Lp distribution for divergent and non-divergent transitions

Hi all,

I’m fitting a hierarchical model for multiple subjects, and I get 1% divergent transitions (across 4 chains with 1000 warmup sampled and 1000 post-warmup samples).

Scatter plots of the population-level priors do not show particular regions of the posterior which are more prone to divergent transitions.

The energy plot from Betancourt 2017 (mcmc_nuts_energy in bayesplot) looks reasonable (perhaps the delta-E histogram is a little narrower):

and finally, the bulk of the distribution of log-likelihood values is similar among divergent and non-divergent transitions:

Since I have no experience with this violin plot, I wanted to ask for your advice - does this seem like the divergent transitions are not indicative of failure to explore specific parts of the posterior, as the bulk of the distribution is very similar? Or is the lack of the very end of the tails in the upper right plot indicative of a problem?

I should note that I’m currently rerunning this model, as I noticed some unwanted autocorrelation for some of the parameters.

Many thanks,

Roey

Happy New Year,
Roey

Hierarchical models are particularly prone to divergences as they can induce some tricky posterior geometry for the sampler (emphasis on can).

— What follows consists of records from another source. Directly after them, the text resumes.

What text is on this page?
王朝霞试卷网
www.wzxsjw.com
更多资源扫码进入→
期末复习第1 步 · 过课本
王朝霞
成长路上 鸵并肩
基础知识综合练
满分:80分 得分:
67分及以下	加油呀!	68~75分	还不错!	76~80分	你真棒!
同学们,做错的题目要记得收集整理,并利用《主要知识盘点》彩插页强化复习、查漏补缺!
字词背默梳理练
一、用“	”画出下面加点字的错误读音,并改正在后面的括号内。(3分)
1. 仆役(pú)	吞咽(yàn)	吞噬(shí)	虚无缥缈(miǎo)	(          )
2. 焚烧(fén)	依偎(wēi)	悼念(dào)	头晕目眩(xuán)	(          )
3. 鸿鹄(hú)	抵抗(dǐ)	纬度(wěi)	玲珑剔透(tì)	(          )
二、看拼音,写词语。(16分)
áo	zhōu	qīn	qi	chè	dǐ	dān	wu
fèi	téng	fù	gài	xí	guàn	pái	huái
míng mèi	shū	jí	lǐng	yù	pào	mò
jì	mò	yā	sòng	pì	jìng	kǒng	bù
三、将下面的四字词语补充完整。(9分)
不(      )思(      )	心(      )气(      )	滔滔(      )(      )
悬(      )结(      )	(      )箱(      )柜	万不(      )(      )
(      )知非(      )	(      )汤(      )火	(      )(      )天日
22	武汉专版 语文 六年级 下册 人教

Have a look at the Stan manual section on Reparamaterisation which discusses this in more depth and also covers the use of the non-centered parameterisation for easier sampling (in some cases): 25.7 Reparameterization | Stan User’s Guide

Thank you for your response, Andrew!
Indeed, we’ve reparametrized many of our parameters with non-centered parametrization. Since I could not identify any clear funnels with scatter plots of various parameters, I turned to other visualization tools. My question is specifically about the violin plot and its interpretation in light of the shape similarity between non-divergent and divergent transitions.